General guidelines on the implementation of multicast flow accounting
This demonstration has helped to identify certain deficiencies in the implementation of multicast NetFlow monitoring and point to the right direction when it comes to planning and deployment of multicast flow monitoring. We have shown that using input flow accounting on interfaces, a lot of relevant multicast statistics remain obscure pertaining packet replication process and output interfaces. However, modest insight about input multicast flow statistics may still be obtained. On the other hand, when applying output flow accounting, we must be aware of existing tradeoff between detailed flow statistics on one side and false traffic load appearing on input interfaces on the other side. This tradeoff is an important aspect to bear in mind when planning multicast flow accounting implementation as it can create operational problems in terms of throughput data accuracy when comparing different monitoring sources.

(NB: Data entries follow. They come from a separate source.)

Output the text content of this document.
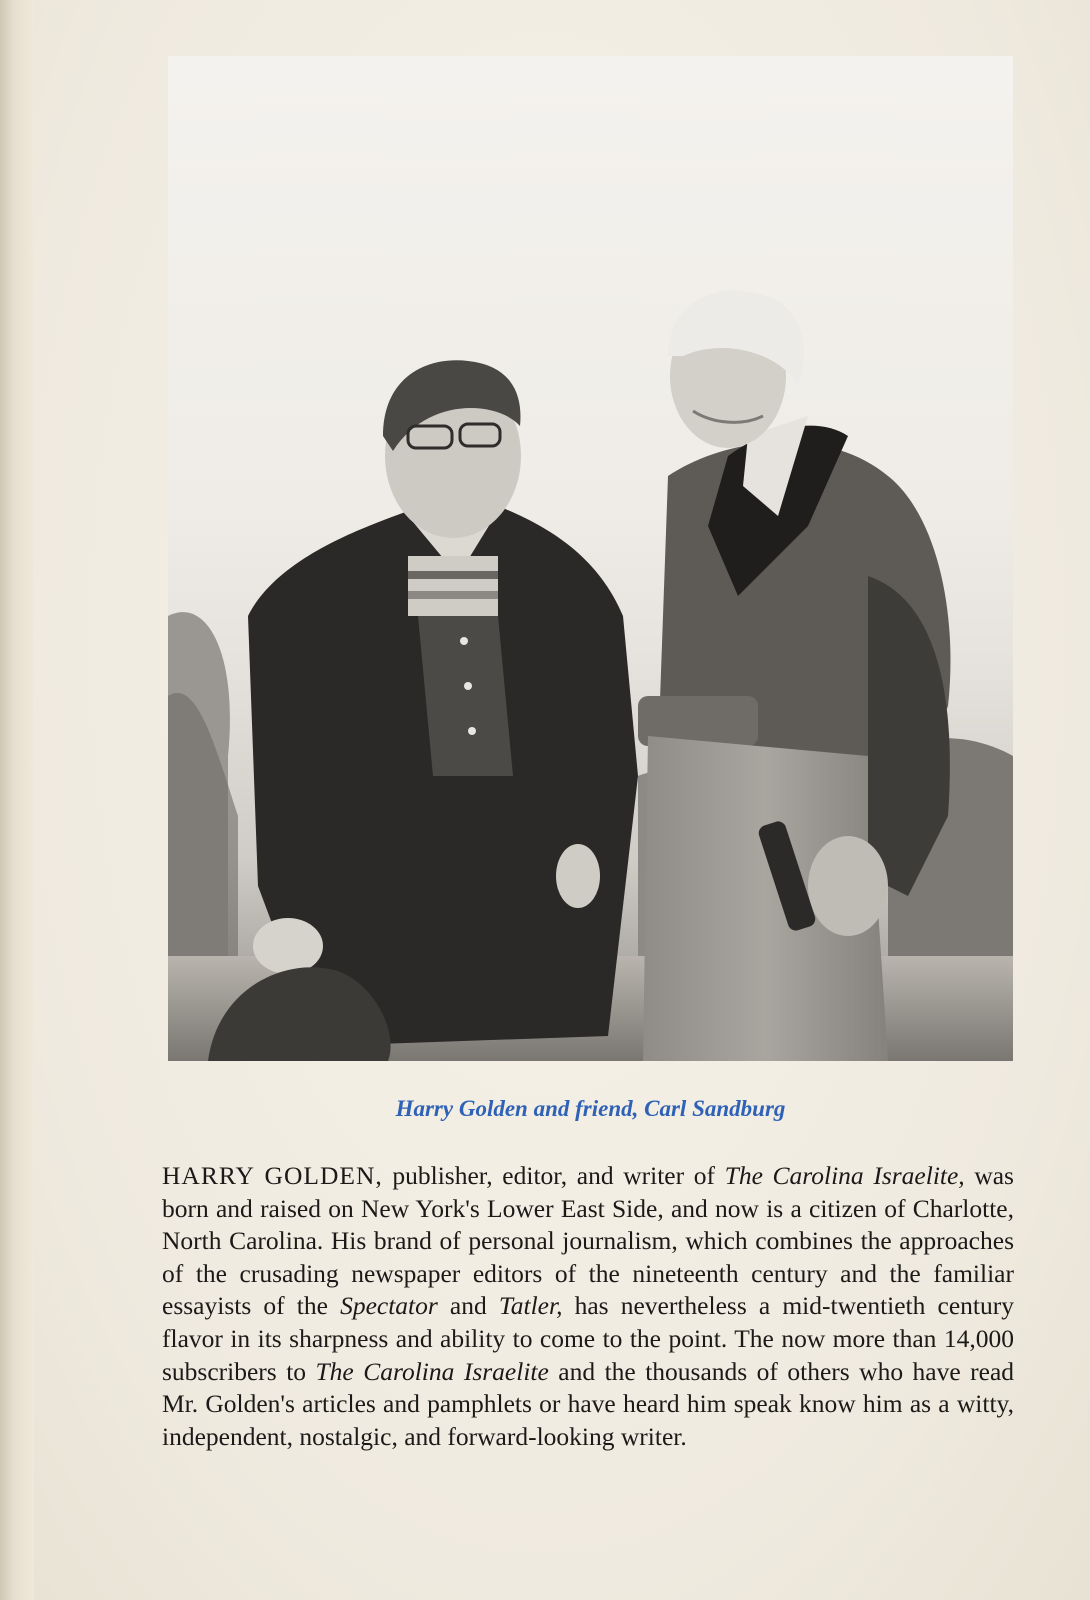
Harry Golden and friend, Carl Sandburg
HARRY GOLDEN, publisher, editor, and writer of The Carolina Israelite, was born and raised on New York's Lower East Side, and now is a citizen of Charlotte, North Carolina. His brand of personal journalism, which combines the approaches of the crusading newspaper editors of the nineteenth century and the familiar essayists of the Spectator and Tatler, has nevertheless a mid-twentieth century flavor in its sharpness and ability to come to the point. The now more than 14,000 subscribers to The Carolina Israelite and the thousands of others who have read Mr. Golden's articles and pamphlets or have heard him speak know him as a witty, independent, nostalgic, and forward-looking writer.
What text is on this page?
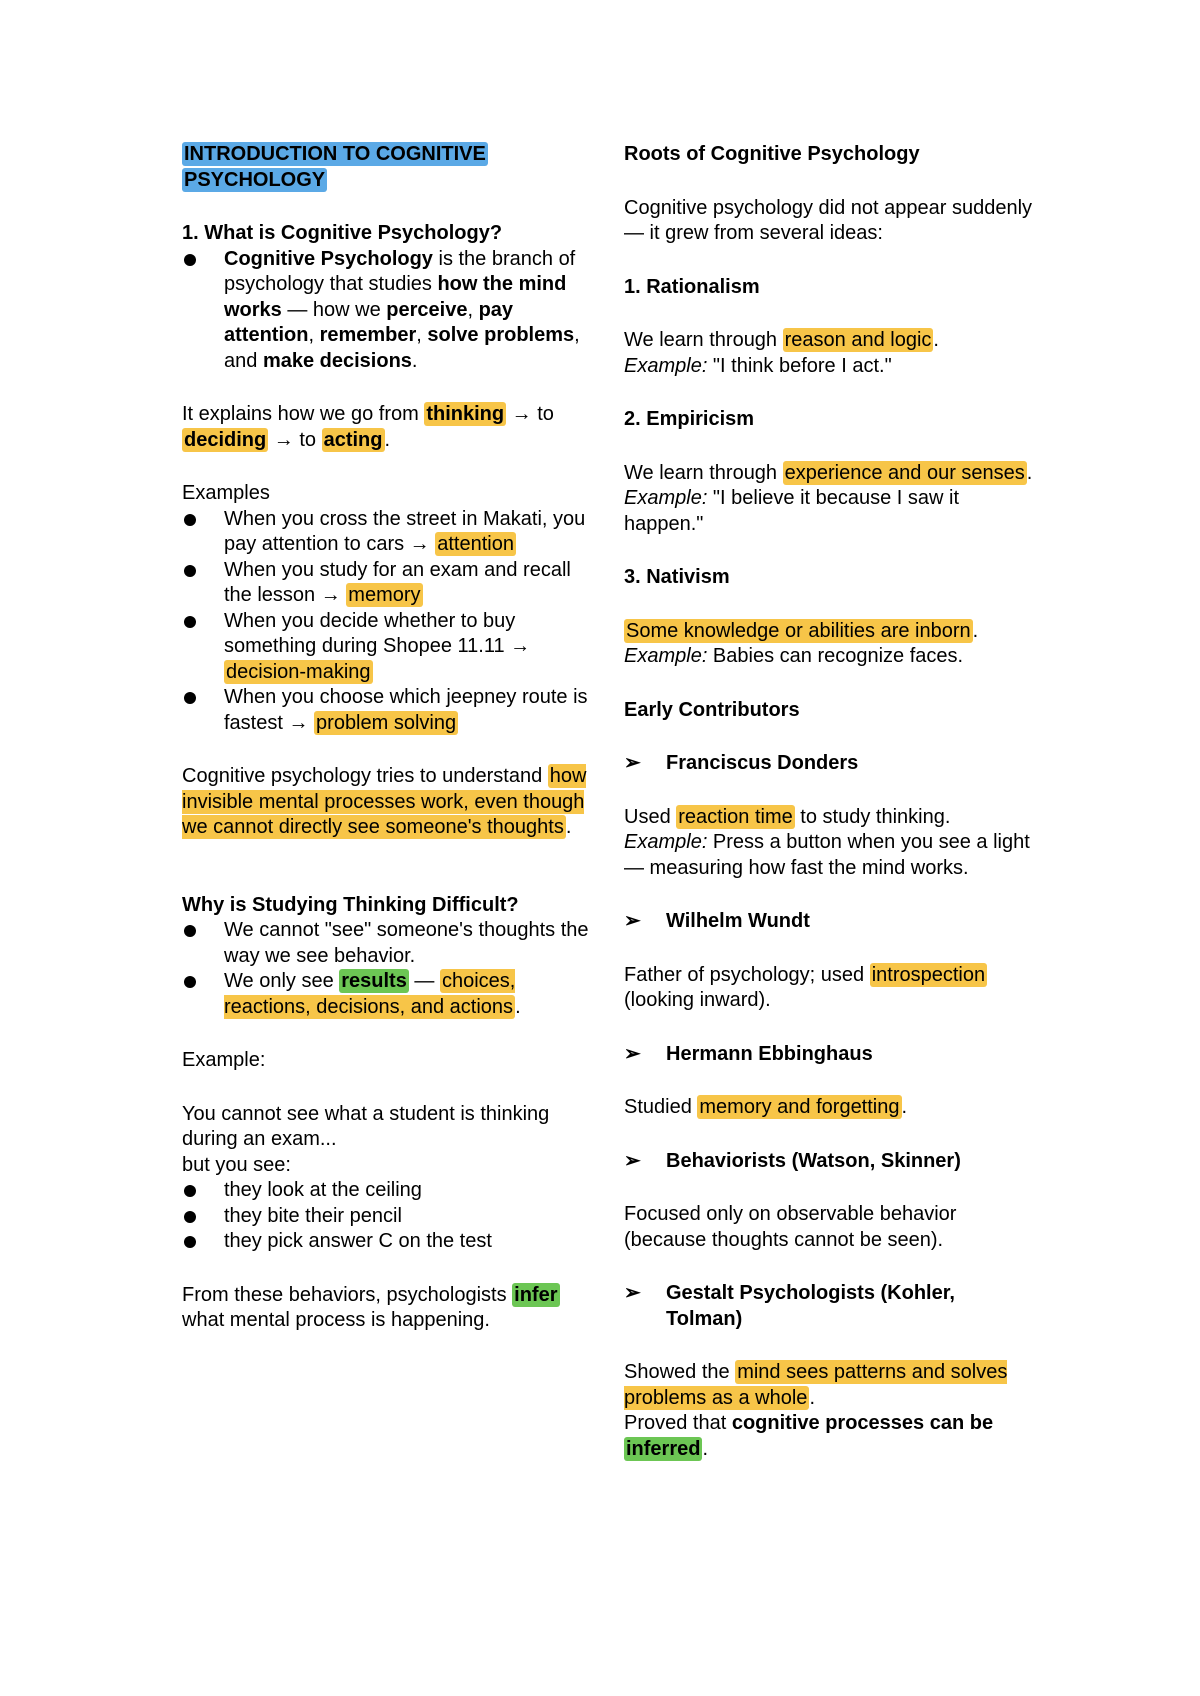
INTRODUCTION TO COGNITIVE
PSYCHOLOGY

1. What is Cognitive Psychology?

Cognitive Psychology is the branch of psychology that studies how the mind works — how we perceive, pay attention, remember, solve problems, and make decisions.

It explains how we go from thinking → to deciding → to acting .

Examples

When you cross the street in Makati, you pay attention to cars → attention
When you study for an exam and recall the lesson → memory
When you decide whether to buy something during Shopee 11.11 → decision-making
When you choose which jeepney route is fastest → problem solving

Cognitive psychology tries to understand how invisible mental processes work, even though we cannot directly see someone's thoughts .

Why is Studying Thinking Difficult?

We cannot "see" someone's thoughts the way we see behavior.
We only see results — choices, reactions, decisions, and actions .

Example:

You cannot see what a student is thinking during an exam...
but you see:

they look at the ceiling
they bite their pencil
they pick answer C on the test

From these behaviors, psychologists infer what mental process is happening.

Roots of Cognitive Psychology

Cognitive psychology did not appear suddenly — it grew from several ideas:

1. Rationalism

We learn through reason and logic .
Example: "I think before I act."

2. Empiricism

We learn through experience and our senses .
Example: "I believe it because I saw it happen."

3. Nativism

Some knowledge or abilities are inborn .
Example: Babies can recognize faces.

Early Contributors

➢ Franciscus Donders

Used reaction time to study thinking.
Example: Press a button when you see a light — measuring how fast the mind works.

➢ Wilhelm Wundt

Father of psychology; used introspection (looking inward).

➢ Hermann Ebbinghaus

Studied memory and forgetting .

➢ Behaviorists (Watson, Skinner)

Focused only on observable behavior (because thoughts cannot be seen).

➢ Gestalt Psychologists (Kohler, Tolman)

Showed the mind sees patterns and solves problems as a whole .
Proved that cognitive processes can be inferred .
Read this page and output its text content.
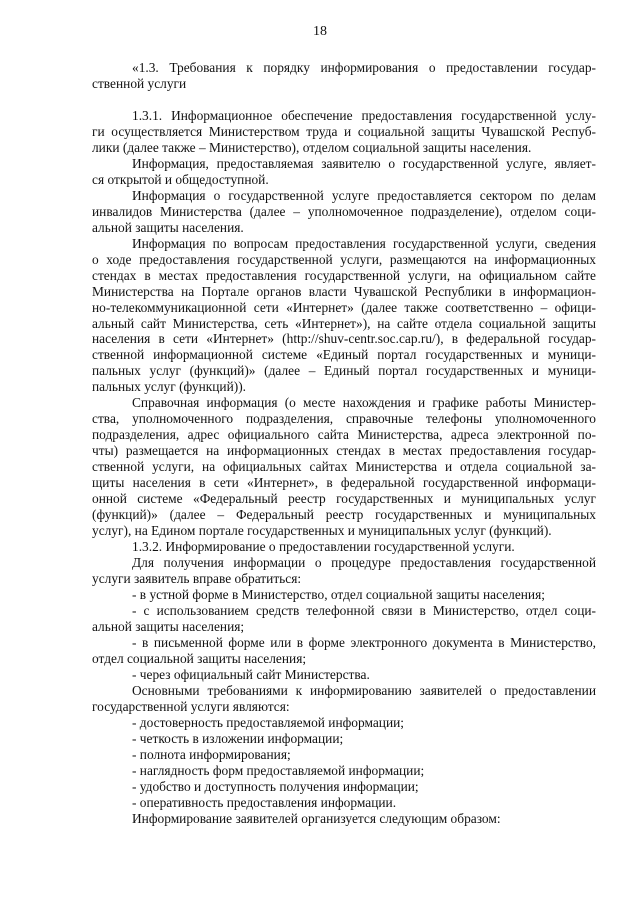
18
«1.3. Требования к порядку информирования о предоставлении государ-
ственной услуги
1.3.1. Информационное обеспечение предоставления государственной услу-
ги осуществляется Министерством труда и социальной защиты Чувашской Респуб-
лики (далее также – Министерство), отделом социальной защиты населения.
Информация, предоставляемая заявителю о государственной услуге, являет-
ся открытой и общедоступной.
Информация о государственной услуге предоставляется сектором по делам
инвалидов Министерства (далее – уполномоченное подразделение), отделом соци-
альной защиты населения.
Информация по вопросам предоставления государственной услуги, сведения
о ходе предоставления государственной услуги, размещаются на информационных
стендах в местах предоставления государственной услуги, на официальном сайте
Министерства на Портале органов власти Чувашской Республики в информацион-
но-телекоммуникационной сети «Интернет» (далее также соответственно – офици-
альный сайт Министерства, сеть «Интернет»), на сайте отдела социальной защиты
населения в сети «Интернет» (http://shuv-centr.soc.cap.ru/), в федеральной государ-
ственной информационной системе «Единый портал государственных и муници-
пальных услуг (функций)» (далее – Единый портал государственных и муници-
пальных услуг (функций)).
Справочная информация (о месте нахождения и графике работы Министер-
ства, уполномоченного подразделения, справочные телефоны уполномоченного
подразделения, адрес официального сайта Министерства, адреса электронной по-
чты) размещается на информационных стендах в местах предоставления государ-
ственной услуги, на официальных сайтах Министерства и отдела социальной за-
щиты населения в сети «Интернет», в федеральной государственной информаци-
онной системе «Федеральный реестр государственных и муниципальных услуг
(функций)» (далее – Федеральный реестр государственных и муниципальных
услуг), на Едином портале государственных и муниципальных услуг (функций).
1.3.2. Информирование о предоставлении государственной услуги.
Для получения информации о процедуре предоставления государственной
услуги заявитель вправе обратиться:
- в устной форме в Министерство, отдел социальной защиты населения;
- с использованием средств телефонной связи в Министерство, отдел соци-
альной защиты населения;
- в письменной форме или в форме электронного документа в Министерство,
отдел социальной защиты населения;
- через официальный сайт Министерства.
Основными требованиями к информированию заявителей о предоставлении
государственной услуги являются:
- достоверность предоставляемой информации;
- четкость в изложении информации;
- полнота информирования;
- наглядность форм предоставляемой информации;
- удобство и доступность получения информации;
- оперативность предоставления информации.
Информирование заявителей организуется следующим образом:
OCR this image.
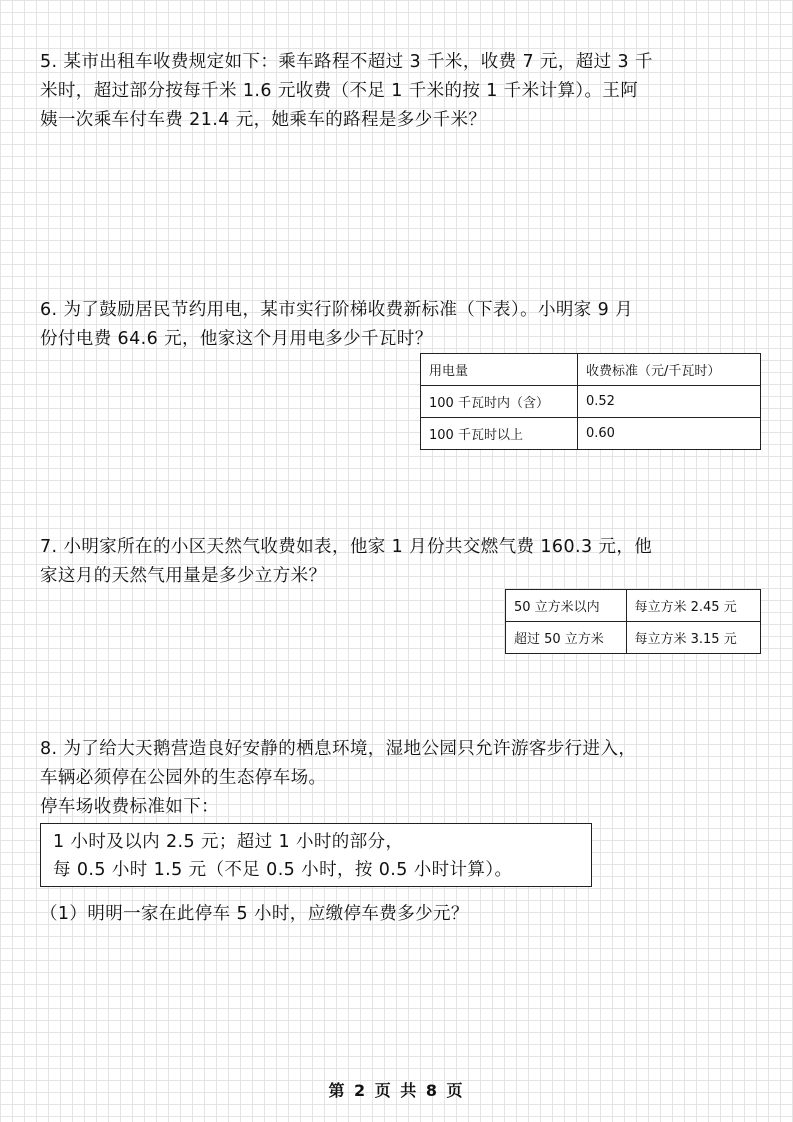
5. 某市出租车收费规定如下：乘车路程不超过 3 千米，收费 7 元，超过 3 千

米时，超过部分按每千米 1.6 元收费（不足 1 千米的按 1 千米计算）。王阿

姨一次乘车付车费 21.4 元，她乘车的路程是多少千米？

6. 为了鼓励居民节约用电，某市实行阶梯收费新标准（下表）。小明家 9 月

份付电费 64.6 元，他家这个月用电多少千瓦时？

用电量	收费标准（元/千瓦时）
100 千瓦时内（含）	0.52
100 千瓦时以上	0.60

7. 小明家所在的小区天然气收费如表，他家 1 月份共交燃气费 160.3 元，他

家这月的天然气用量是多少立方米？

50 立方米以内	每立方米 2.45 元
超过 50 立方米	每立方米 3.15 元

8. 为了给大天鹅营造良好安静的栖息环境，湿地公园只允许游客步行进入，

车辆必须停在公园外的生态停车场。

停车场收费标准如下：

1 小时及以内 2.5 元；超过 1 小时的部分，

每 0.5 小时 1.5 元（不足 0.5 小时，按 0.5 小时计算）。

（1）明明一家在此停车 5 小时，应缴停车费多少元？

第 2 页 共 8 页
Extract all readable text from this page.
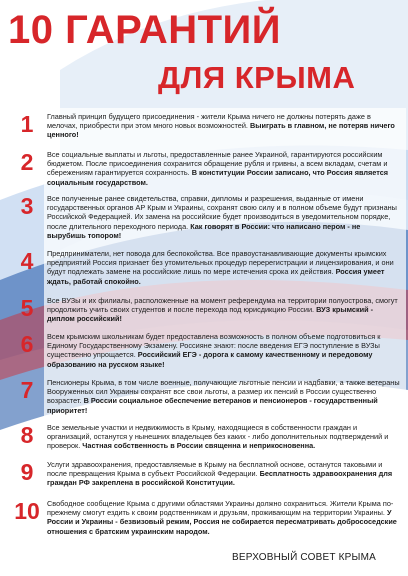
10 ГАРАНТИЙ
ДЛЯ КРЫМА
1	Главный принцип будущего присоединения - жители Крыма ничего не должны потерять даже в мелочах, приобрести при этом много новых возможностей. Выиграть в главном, не потеряв ничего ценного!
2	Все социальные выплаты и льготы, предоставленные ранее Украиной, гарантируются российским бюджетом. После присоединения сохранится обращение рубля и гривны, а всем вкладам, счетам и сбережениям гарантируется сохранность. В конституции России записано, что Россия является социальным государством.
3	Все полученные ранее свидетельства, справки, дипломы и разрешения, выданные от имени государственных органов АР Крым и Украины, сохранят свою силу и в полном объеме будут признаны Российской Федерацией. Их замена на российские будет производиться в уведомительном порядке, после длительного переходного периода. Как говорят в России: что написано пером - не вырубишь топором!
4	Предприниматели, нет повода для беспокойства. Все правоустанавливающие документы крымских предприятий Россия признает без утомительных процедур перерегистрации и лицензирования, и они будут подлежать замене на российские лишь по мере истечения срока их действия. Россия умеет ждать, работай спокойно.
5	Все ВУЗы и их филиалы, расположенные на момент референдума на территории полуострова, смогут продолжить учить своих студентов и после перехода под юрисдикцию России. ВУЗ крымский - диплом российский!
6	Всем крымским школьникам будет предоставлена возможность в полном объеме подготовиться к Единому Государственному Экзамену. Россияне знают: после введения ЕГЭ поступление в ВУЗы существенно упрощается. Российский ЕГЭ - дорога к самому качественному и передовому образованию на русском языке!
7	Пенсионеры Крыма, в том числе военные, получающие льготные пенсии и надбавки, а также ветераны Вооруженных сил Украины сохранят все свои льготы, а размер их пенсий в России существенно возрастет. В России социальное обеспечение ветеранов и пенсионеров - государственный приоритет!
8	Все земельные участки и недвижимость в Крыму, находящиеся в собственности граждан и организаций, останутся у нынешних владельцев без каких - либо дополнительных подтверждений и проверок. Частная собственность в России священна и неприкосновенна.
9	Услуги здравоохранения, предоставляемые в Крыму на бесплатной основе, останутся таковыми и после превращения Крыма в субъект Российской Федерации. Бесплатность здравоохранения для граждан РФ закреплена в российской Конституции.
10 Свободное сообщение Крыма с другими областями Украины должно сохраниться. Жители Крыма по-прежнему смогут ездить к своим родственникам и друзьям, проживающим на территории Украины. У России и Украины - безвизовый режим, Россия не собирается пересматривать добрососедские отношения с братским украинским народом.
ВЕРХОВНЫЙ СОВЕТ КРЫМА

A potential approach would be to use simultaneously input and output flow monitoring that would provide comprehensive and accurate multicast flow information. However, such deployment may affect the cache size and also lead to flow duplication on NetFlow collector. Of course, it does not solve false traffic load appearing on input interfaces that we mentioned before. These multicast flow monitoring conclusions may easily pave the way on future improvement of NFAs. Improvements should reflect the ability to recognize replicated multicast flows and prevent them from associating to the multicast input interface as it will cause the traffic load discrepancy.